Goal: evolve findings and reports from a local review loop into a commercial delivery lifecycle.

Concrete work:

  • Add Product, Engagement, Test, FindingInstance, Retest, and ReportTemplate records.
  • Add finding deduplication keys and duplicate/merged states.
  • Add retest status and reviewer notes.
  • Add report templates for HackerOne, Bugcrowd, SRC, enterprise, and internal audit.
  • Add import/export compatibility with DefectDojo-style workflows.

Acceptance:

  • A repeated scanner observation maps to one finding with evidence instances, not duplicate report rows.
  • Retest evidence can update a finding without destroying the original proof chain.
  • Reports can be regenerated from templates without embedding raw local-only evidence.

4. Agent Runtime Eval Harness

Goal: make Agent quality measurable before increasing autonomy.

Concrete work:

  • Add scenario fixtures for bootstrap, reason, explore, blocked tool, evidence review, and report-ready tasks.
  • Add scorers for scope safety, tool-call validity, evidence usefulness, finding quality, and refusal behavior.
  • Store eval results in the existing evaluation and scorecard surfaces.
  • Add regression tests for Worker JSON repair, timeout behavior, and unsafe tool requests.

Acceptance:

  • A Worker can be compared across a fixed scenario set without live targets.
  • Worker selection can use eval outcomes without letting Workers self-score.
  • Failed scenarios become actionable benchmark gaps in /runs/{id}/reference-benchmark.

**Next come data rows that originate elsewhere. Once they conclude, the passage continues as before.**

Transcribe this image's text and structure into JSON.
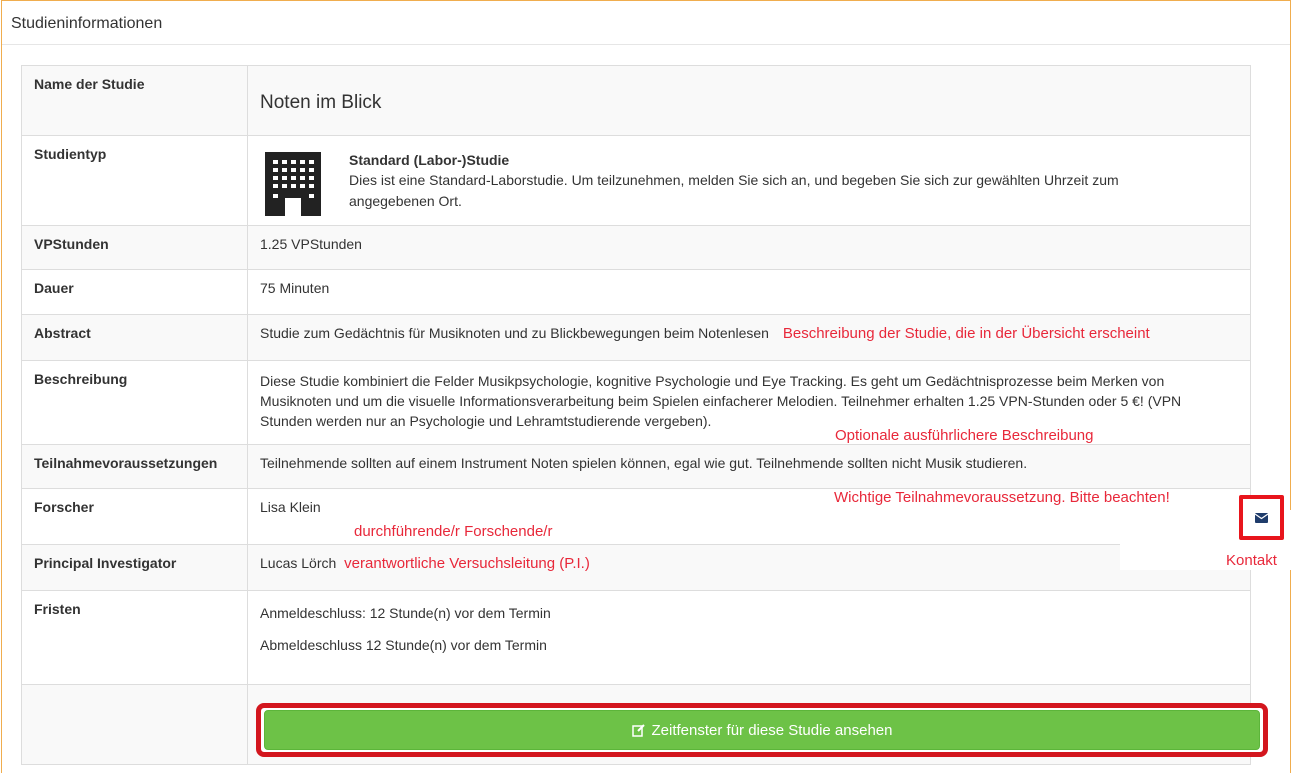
{
  "panel": {
    "title": "Studieninformationen"
  },
  "rows": {
    "name": {
      "label": "Name der Studie",
      "value": "Noten im Blick"
    },
    "type": {
      "label": "Studientyp",
      "title": "Standard (Labor-)Studie",
      "description": "Dies ist eine Standard-Laborstudie. Um teilzunehmen, melden Sie sich an, und begeben Sie sich zur gewählten Uhrzeit zum angegebenen Ort.",
      "icon": "building-icon"
    },
    "hours": {
      "label": "VPStunden",
      "value": "1.25 VPStunden"
    },
    "duration": {
      "label": "Dauer",
      "value": "75 Minuten"
    },
    "abstract": {
      "label": "Abstract",
      "value": "Studie zum Gedächtnis für Musiknoten und zu Blickbewegungen beim Notenlesen"
    },
    "description": {
      "label": "Beschreibung",
      "value": "Diese Studie kombiniert die Felder Musikpsychologie, kognitive Psychologie und Eye Tracking. Es geht um Gedächtnisprozesse beim Merken von Musiknoten und um die visuelle Informationsverarbeitung beim Spielen einfacherer Melodien. Teilnehmer erhalten 1.25 VPN-Stunden oder 5 €! (VPN Stunden werden nur an Psychologie und Lehramtstudierende vergeben)."
    },
    "requirements": {
      "label": "Teilnahmevoraussetzungen",
      "value": "Teilnehmende sollten auf einem Instrument Noten spielen können, egal wie gut. Teilnehmende sollten nicht Musik studieren."
    },
    "researcher": {
      "label": "Forscher",
      "value": "Lisa Klein"
    },
    "pi": {
      "label": "Principal Investigator",
      "value": "Lucas Lörch"
    },
    "deadlines": {
      "label": "Fristen",
      "signup": "Anmeldeschluss:  12 Stunde(n) vor dem Termin",
      "signoff": "Abmeldeschluss  12 Stunde(n) vor dem Termin"
    }
  },
  "annotations": {
    "abstract": "Beschreibung der Studie, die in der Übersicht erscheint",
    "description": "Optionale ausführlichere Beschreibung",
    "requirements": "Wichtige Teilnahmevoraussetzung. Bitte beachten!",
    "researcher": "durchführende/r Forschende/r",
    "pi": "verantwortliche Versuchsleitung (P.I.)",
    "contact": "Kontakt"
  },
  "action": {
    "label": "Zeitfenster für diese Studie ansehen",
    "icon": "edit-icon",
    "color": "#6dc247"
  },
  "colors": {
    "annotation": "#e8283a",
    "highlight": "#d3161e",
    "panel_border": "#f0ad4e"
  }
}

5. Production Storage And Collaboration

Goal: prepare for desktop/cloud sync without weakening the local evidence boundary.

Concrete work:

  • Split the SQLite JSON snapshot into relational tables with migrations.
  • Add indexes for runs, evidence, findings, tool invocations, events, evaluations, and exports.
  • Define retention policy for raw local evidence blobs.
  • Add project/team/RBAC records before cloud sync.
  • Add SBOM/component risk records if source and dependency review becomes a first-class domain.

Acceptance:

  • Concurrent local runner writes do not overwrite unrelated state.
  • Migrations are tested from at least one prior schema version.
  • Cloud-safe export remains redacted and hash-verifiable.

Roadmap Gate

Before adding any large capability, update the Reference Benchmark model and answer:

  • Which mature project pattern is being copied?
  • What first-party API or data contract will own it?
  • What evidence, approval, and redaction gates apply?
  • What fixtures prove parser and workflow behavior?
  • What remains deliberately out of scope?

If those answers are unclear, keep the feature in the integration backlog instead of exposing it to Agent Workers.